A meth lab could change the future of funding for research.

Ethan Perlstein launched a very successful campaign to fund his own meth lab.  I was one of his donors.  You may be asking: what on earth do illegal substances have to do with The Brave Bosom Project?  I promise that I’m not turning to a life of crime.  Ethan is an evolutionary pharmacologist who is trying to understand how addiction to amphetamines works in the brain.  Rather than spending massive amounts of time writing grant proposals for his research, Ethan decided to try something brave and new by connecting directly with donors.

Here’s why I’m interested:  I created the Brave Bosom Project because we need to find smarter ways to prevent breast cancer.   Basic research doesn’t provide the  short-term return on investment that clinical or pharmaceutical research may offer.  But there’s a big problem we need to solve, and big ideas in cancer research aren’t getting funded.  Government funding for science is shrinking to record lows, and the system to fund science needs to change in some fundamental ways.  To quote Ethan’s Rockethub page:

Fact: the average basic-research life scientist deals with an 80% grant rejection rate, and gets his or her first big government grant at age 42. Basic biomedical research uses advanced 21st century technology, but is still fueled by a clumsy, archaic government-grant funding model that even predates the Internet.
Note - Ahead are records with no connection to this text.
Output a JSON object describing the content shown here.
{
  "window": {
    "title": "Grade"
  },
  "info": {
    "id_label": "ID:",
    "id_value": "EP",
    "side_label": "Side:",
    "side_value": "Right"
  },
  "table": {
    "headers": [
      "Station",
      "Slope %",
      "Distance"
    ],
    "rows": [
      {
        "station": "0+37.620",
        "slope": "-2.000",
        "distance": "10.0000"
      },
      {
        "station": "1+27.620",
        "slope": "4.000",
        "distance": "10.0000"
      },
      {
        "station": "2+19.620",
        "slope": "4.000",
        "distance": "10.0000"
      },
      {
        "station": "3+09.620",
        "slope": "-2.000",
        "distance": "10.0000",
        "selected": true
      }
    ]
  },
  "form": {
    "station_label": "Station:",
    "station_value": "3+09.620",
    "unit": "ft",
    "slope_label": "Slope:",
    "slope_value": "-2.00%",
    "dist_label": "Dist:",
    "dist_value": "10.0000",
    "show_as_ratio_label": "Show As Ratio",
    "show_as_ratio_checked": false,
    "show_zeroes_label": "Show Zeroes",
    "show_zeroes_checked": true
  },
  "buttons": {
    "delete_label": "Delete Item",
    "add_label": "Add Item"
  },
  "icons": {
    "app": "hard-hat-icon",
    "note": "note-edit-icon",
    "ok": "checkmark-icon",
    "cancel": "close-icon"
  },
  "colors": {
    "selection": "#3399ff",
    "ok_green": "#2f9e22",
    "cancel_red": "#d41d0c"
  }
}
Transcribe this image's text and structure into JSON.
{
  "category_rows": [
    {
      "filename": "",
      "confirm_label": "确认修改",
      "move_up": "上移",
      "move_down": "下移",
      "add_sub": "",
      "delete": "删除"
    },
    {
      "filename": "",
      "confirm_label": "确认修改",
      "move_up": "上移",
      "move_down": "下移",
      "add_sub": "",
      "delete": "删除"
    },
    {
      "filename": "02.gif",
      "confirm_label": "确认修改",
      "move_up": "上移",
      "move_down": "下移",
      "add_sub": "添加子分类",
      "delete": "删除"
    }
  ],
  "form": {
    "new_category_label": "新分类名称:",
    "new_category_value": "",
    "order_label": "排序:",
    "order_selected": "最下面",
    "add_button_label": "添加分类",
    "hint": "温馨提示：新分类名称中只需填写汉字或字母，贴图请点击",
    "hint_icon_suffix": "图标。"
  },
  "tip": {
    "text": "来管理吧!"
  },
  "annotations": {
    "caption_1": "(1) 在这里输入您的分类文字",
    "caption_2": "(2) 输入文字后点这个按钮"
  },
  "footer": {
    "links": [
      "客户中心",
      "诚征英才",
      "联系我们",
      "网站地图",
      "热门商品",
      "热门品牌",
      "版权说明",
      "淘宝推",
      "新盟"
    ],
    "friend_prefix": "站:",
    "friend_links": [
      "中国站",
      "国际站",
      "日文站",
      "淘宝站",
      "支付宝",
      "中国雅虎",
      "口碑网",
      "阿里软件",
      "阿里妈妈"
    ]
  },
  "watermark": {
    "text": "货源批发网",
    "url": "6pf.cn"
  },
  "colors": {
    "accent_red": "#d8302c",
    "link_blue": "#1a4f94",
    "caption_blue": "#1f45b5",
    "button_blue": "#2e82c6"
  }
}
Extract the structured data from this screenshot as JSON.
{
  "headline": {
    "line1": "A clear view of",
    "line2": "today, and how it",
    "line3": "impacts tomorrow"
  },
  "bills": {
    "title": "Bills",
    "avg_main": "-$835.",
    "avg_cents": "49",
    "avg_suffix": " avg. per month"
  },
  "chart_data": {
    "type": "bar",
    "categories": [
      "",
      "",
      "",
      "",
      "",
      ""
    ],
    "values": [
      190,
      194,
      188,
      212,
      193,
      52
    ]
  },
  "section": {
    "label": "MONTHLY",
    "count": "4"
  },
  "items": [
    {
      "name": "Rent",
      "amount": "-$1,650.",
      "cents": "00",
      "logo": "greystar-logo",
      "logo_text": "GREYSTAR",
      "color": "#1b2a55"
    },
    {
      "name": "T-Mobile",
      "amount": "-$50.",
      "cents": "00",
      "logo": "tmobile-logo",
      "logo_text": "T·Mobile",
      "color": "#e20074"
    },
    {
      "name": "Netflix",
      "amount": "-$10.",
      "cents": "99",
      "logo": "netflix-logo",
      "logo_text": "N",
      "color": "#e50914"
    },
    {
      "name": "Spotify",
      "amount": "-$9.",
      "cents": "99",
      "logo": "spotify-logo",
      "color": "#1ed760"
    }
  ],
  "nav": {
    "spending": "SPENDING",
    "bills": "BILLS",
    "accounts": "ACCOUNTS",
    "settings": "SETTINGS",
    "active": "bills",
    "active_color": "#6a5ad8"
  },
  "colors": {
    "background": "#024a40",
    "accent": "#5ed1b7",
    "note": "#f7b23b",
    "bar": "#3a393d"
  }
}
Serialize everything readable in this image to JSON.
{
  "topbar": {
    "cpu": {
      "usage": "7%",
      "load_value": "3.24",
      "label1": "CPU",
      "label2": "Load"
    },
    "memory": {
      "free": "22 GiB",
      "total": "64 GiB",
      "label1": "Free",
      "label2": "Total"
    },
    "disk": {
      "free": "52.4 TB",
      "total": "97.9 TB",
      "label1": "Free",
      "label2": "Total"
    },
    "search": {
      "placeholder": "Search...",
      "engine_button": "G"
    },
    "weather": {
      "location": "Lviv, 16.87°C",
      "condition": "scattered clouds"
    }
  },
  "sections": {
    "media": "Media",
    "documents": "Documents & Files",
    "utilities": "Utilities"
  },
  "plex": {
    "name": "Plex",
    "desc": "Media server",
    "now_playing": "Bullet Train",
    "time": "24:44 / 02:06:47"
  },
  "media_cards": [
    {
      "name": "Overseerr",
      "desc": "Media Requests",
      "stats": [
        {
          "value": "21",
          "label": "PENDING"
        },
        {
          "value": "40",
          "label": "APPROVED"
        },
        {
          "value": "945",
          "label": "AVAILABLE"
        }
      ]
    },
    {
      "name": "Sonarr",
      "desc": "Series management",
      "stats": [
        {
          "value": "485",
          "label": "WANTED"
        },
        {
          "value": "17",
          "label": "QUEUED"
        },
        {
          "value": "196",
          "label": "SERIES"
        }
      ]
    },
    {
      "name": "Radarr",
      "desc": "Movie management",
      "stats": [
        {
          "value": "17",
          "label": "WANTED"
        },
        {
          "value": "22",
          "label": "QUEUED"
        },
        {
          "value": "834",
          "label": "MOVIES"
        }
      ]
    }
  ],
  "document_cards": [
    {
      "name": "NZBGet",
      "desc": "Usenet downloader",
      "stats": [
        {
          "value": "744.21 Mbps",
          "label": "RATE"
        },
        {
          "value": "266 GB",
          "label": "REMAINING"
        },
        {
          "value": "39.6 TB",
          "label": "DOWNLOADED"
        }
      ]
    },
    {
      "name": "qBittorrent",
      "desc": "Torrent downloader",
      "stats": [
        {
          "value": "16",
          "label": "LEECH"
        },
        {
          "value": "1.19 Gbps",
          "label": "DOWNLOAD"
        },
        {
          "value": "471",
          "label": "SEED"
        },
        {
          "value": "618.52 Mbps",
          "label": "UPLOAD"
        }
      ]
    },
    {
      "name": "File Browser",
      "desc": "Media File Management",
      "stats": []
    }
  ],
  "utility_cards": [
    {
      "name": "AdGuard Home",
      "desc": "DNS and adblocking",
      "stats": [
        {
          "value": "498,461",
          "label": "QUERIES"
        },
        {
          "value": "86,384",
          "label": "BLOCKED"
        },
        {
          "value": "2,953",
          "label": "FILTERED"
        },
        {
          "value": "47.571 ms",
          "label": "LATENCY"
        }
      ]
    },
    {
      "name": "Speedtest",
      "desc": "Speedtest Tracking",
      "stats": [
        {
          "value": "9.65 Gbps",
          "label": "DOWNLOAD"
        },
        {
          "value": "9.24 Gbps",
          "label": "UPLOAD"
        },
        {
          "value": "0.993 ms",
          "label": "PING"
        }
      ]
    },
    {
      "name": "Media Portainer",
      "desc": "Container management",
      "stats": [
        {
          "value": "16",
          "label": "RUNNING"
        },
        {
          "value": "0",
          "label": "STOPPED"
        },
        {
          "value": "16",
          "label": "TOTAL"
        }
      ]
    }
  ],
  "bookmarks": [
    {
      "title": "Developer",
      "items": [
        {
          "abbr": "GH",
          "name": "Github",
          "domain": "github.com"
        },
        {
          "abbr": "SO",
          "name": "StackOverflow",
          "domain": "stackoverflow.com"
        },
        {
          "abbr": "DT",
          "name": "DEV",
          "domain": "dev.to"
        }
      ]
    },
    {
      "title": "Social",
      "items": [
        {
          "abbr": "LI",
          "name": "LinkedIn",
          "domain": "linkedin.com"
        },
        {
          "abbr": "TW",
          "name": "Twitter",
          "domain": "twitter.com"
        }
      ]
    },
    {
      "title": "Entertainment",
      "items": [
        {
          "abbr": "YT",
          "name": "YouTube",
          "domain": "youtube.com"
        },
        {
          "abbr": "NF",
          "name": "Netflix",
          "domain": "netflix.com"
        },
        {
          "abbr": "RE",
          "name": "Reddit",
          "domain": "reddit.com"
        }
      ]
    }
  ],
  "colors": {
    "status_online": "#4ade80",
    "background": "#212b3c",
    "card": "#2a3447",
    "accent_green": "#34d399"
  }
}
Now, Ethan saw his share of hecklers and kvechers….but he made a believer out of me.  Looking beyond the skeptics, I see potential to help a lot of people by changing the way science is funded.  The challenge lies in making science relatable to the public, and boring projects can be the most important ones to fund.

This is a tough needle to thread, and I think Ethan did this beautifully.  So…let’s thread this needle back to the Brave Bosom Project.  Each year billions of dollars are committed to breast cancer research and awareness campaigns.  But we’re not making enough progress toward ending breast cancer.  My hope is that scientists will realize that they have the power to harness public interest to fund research in a new way.

Researchers in basic science spend so much time writing grants – many times scrambling for money from government and health charities.  Perhaps scientists could start using fundraising as a tool to build a more direct relationship with donors.  And use their data analysis skills to understand how to reach their audience.  Here is one of my favorite examples of data analysis of from Ethan’s Crowdsourcing Discovery campaign….

This is a map of Ethan’s Facebook network data.  Ethan tackled his fundraising data asking some basic questions:  Who makes better donors – Facebook Friends from Burning Man, or buddies from middle school?  Is there a pattern between the ‘connectedness’ of a particular donor to other networks, and the size of their donation?

Understanding what this data is telling us, and finding the answers to these questions can and will help Ethan create a better and smarter fundraising campaign in the future.  And in the process, campaigns like this may change the future of funding for research.